In a week that saw the FTSE 100 close at its best levels in over a year, optimism over this week’s economic reopening of outdoor pubs, shops, gyms and hairdressers appears to be being tempered by concerns over next month’s local and regional elections, and in particular how well the (Scottish National Party) SNP might do in the context of whether they get a mandate from Scottish voters to hold another independence referendum.
These concerns seem somewhat premature and overstated at this point in time, however these undercurrents could well act as a bit of a handbrake on any upside for UK stocks, as well as the pound, over the next few weeks.
For now, European stocks look set to open lower despite the strong finish in the US, as markets in Asia came under pressure ahead of a key week for Chinese data, against concern that Chinese officials are now looking at cracking down on some of the frothier parts of the Chinese economy, as they look to take measures to rein in leverage and increasing regulation. A $2.8bn fine by Chinese regulators on Alibaba saw their shares surprisingly rise, however its counterparts in the sector, the likes of Tencent, JD.com and Baidu, have slid back.
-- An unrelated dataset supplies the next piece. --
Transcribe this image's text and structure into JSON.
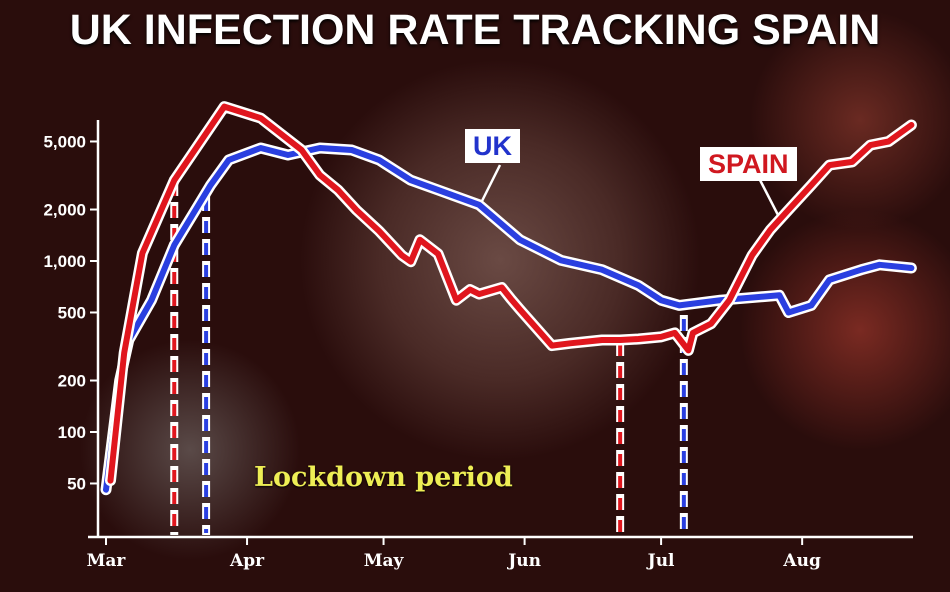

The higher finish in the US occurred despite a sharp move higher in US and Chinese factory gate prices in March, with both the Dow Jones and S&P 500 closing at record highs, though it is also noteworthy that the Nasdaq and Russell 2000 have lagged behind their larger counterparts.
Fed chair Jay Powell acknowledged over the weekend that the US economy was at an important economic inflection point, with the recent actions by policymakers on both the fiscal and monetary policy side set to act as a decent catalyst for a sustained period of job creation, and strong economic growth, as the vaccination programme gets stepped up further.
While we saw record highs from the likes of the two US big-cap indexes, we also saw the DAX, FTSE 250 and Stoxx 600 hit new record levels, on optimism that after what has been a shaky response from EU countries' vaccination programmes that they will eventually catch up on their slow start. This certainly seems a valid conclusion to arrive at, with the recovery in the euro last week a consequence of that, but it also ignores a number of political headwinds, namely who will replace Angela Merkel as German chancellor in the upcoming election this autumn, and whether Europe can get its pandemic recovery fund signed off and distributed by the end of the year.
Aside from that most of the market’s attention this week is expected to be on the start of US banks' earnings season, as well as the latest CPI and retail sales numbers for March. The Federal Reserve has thus far been able to do a decent job in managing market expectations about the timing of any measures to rein back on monetary policy support, even in the face of a March jobs report which beat even the most optimistic expectations.
These expectations could well face a further examination in the coming days, as we look to tomorrow’s CPI inflation data, which is expected to show a big rise from February. This shouldn’t be altogether surprising given comparisons to March last year when the US went into lockdown, however Thursday’s retail sales numbers could be a different story, if we get a big number fuelled by further stimulus payments to US households.
EUR/USD – strong move higher last week but need to see a move above 1.1930 to signal some form of base is in and a move towards 1.2000. A move below 1.1860 signals a retest of 1.1780.
GBP/USD – finding support at the 1.3670 area, however a break below 1.3650 could well signal further losses towards 1.3550. We need to get back above 1.3830 to retarget the 1.3920 area.
EUR/GBP – while above the 0.8620 area we could see further gains towards the 0.8730 area. A move below 0.8620and the 0.8600 area retargets 0.8540.
USD/JPY – has held above the 108.70 area for now and while we do there is the possibility of a move back above the 110.00 area to retarget the recent highs at 110.96. Below 108.70 retargets the 108.20 area.